More tests for Obama courtesy of our Russian friends
Via Hot Air , we learn that Russian troops may have fired on the cars carrying the presidents of Georgia and Poland.
Polish President Lech Kaczynski, in Georgia to mark the fifth anniversary of the “Rose Revolution” that swept Saakashvili to power, had asked to see territory controlled by Russian forces, said Natalia Partskhaladze, a spokeswoman for the Georgian leader.
As the presidents’ vehicles approached a checkpoint outside the disputed South Ossetian town of Akhalgori, gunshots were fired, she said. No one was injured in the shooting and the motorcade headed back to the Georgian capital, Tbilisi.
Playing the old Soviet game, the Russians first said "Who, me?" and then claimed that by approaching within shooting distance of the check point into South Ossetia, the Georgian president committed a "provocation:"
The entire incident was a “provocation,” said Lavrov, who was in Lima for the Asia-Pacific Economic Cooperation summit.
“When the president is being invited for some celebration in Tbilisi and they put him in a car and take him to a different state, this is a true provocation,” he said.
Except, as Ed Morrissey points out, the only nation on planet earth that considers South Ossetia "another nation" is Russia:
Russia recognized South Ossetia’s independence following the Russian invasion of Georgia in August, but they are the only nation to do so. All other nations recognize Georgian sovereignty over both South Ossetia and Abkhazia, which means Saakashvili has every right to enter the state. Even if that right is somehow under dispute, his approach to the checkpoint should not have been greeted with gunfire.

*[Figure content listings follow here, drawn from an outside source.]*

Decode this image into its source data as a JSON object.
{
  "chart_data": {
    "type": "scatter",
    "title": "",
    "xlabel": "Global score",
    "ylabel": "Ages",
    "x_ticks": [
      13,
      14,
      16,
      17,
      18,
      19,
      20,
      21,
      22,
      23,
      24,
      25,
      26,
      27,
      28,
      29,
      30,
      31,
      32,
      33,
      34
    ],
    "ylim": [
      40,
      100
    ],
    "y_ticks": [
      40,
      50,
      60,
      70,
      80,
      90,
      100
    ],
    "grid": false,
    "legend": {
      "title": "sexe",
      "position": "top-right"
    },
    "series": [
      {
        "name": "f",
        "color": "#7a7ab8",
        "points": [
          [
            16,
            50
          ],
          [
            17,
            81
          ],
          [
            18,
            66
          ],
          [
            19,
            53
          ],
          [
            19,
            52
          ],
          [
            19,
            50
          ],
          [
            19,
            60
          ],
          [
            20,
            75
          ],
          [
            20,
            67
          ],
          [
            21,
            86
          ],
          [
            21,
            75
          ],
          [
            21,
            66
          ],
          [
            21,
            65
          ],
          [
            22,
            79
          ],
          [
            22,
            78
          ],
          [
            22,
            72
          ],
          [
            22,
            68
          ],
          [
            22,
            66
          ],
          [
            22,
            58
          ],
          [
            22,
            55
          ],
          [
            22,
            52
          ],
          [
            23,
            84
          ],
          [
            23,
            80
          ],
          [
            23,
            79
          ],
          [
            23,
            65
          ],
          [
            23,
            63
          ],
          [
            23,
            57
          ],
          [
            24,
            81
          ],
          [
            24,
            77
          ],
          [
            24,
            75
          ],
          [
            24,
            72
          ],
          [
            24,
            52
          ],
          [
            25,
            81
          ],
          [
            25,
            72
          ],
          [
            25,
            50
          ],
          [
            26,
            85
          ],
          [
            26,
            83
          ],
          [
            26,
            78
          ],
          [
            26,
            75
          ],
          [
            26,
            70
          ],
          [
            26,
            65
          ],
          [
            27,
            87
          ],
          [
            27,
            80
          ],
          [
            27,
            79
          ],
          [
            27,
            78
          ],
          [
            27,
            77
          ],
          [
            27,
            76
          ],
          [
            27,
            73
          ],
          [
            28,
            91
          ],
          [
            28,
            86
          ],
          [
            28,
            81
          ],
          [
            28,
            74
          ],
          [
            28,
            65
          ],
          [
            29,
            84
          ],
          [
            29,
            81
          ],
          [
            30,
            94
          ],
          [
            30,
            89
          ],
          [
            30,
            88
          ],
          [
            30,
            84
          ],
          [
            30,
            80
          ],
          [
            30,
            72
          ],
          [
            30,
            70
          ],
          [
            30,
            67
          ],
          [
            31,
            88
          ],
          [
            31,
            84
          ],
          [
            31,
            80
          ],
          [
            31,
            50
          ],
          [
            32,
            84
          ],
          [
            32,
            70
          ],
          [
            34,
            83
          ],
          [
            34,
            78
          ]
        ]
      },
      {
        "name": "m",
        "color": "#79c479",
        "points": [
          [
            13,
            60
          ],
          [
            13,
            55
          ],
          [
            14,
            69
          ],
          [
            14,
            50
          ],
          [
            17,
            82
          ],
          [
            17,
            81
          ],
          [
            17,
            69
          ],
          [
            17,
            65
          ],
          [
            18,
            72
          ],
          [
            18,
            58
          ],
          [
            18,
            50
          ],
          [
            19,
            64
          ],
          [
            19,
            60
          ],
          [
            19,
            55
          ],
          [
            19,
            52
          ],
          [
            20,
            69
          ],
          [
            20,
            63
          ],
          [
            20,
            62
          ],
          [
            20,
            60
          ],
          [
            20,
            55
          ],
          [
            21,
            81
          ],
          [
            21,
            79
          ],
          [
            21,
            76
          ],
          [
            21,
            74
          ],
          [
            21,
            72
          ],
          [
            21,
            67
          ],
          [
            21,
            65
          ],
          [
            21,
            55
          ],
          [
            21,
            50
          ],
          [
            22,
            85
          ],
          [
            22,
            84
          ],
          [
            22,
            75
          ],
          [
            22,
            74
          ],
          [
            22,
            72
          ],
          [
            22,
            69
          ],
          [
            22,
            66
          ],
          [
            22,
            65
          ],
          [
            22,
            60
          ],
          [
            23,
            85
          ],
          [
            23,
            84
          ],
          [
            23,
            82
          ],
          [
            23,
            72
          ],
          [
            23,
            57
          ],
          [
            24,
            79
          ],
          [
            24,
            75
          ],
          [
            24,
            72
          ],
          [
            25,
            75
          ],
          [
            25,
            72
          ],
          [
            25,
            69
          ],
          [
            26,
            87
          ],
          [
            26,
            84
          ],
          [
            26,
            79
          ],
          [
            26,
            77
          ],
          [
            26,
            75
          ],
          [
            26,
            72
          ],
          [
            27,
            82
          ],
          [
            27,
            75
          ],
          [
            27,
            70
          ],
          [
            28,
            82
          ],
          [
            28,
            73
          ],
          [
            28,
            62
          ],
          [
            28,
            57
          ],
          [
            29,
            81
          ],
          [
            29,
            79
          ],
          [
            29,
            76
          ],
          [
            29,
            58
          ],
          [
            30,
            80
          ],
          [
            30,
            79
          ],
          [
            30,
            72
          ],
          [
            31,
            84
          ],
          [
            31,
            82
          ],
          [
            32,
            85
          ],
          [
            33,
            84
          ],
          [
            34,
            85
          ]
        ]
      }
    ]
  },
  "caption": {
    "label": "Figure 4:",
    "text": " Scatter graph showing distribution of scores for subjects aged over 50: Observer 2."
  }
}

Moscow appears to want a new war with Georgia, having had its ambitions in the first skirmish left unrealized. However, circumstances have changed significantly since August. The price of oil has tumbled by two-thirds since its summer peak of $147 per barrel, and the Russian economy has all but collapsed with it. They can’t afford to spend billions of rubles on another military adventure, and they can’t afford to further antagonize the Western industrial nations.
All of this won't prevent Vladmir Putin from seeing what he can get away with when Obama is sitting in the Oval Office. In fact, Putin seems particularly keen on testing the mettle of our new president having made noises about basing missiles in the Baltic and along the border with Poland after the Poles had the audacity to accept a US missile shield.
Even with oil prices down, Putin and the Russians will no doubt prove to be a constant headache for the new Administration.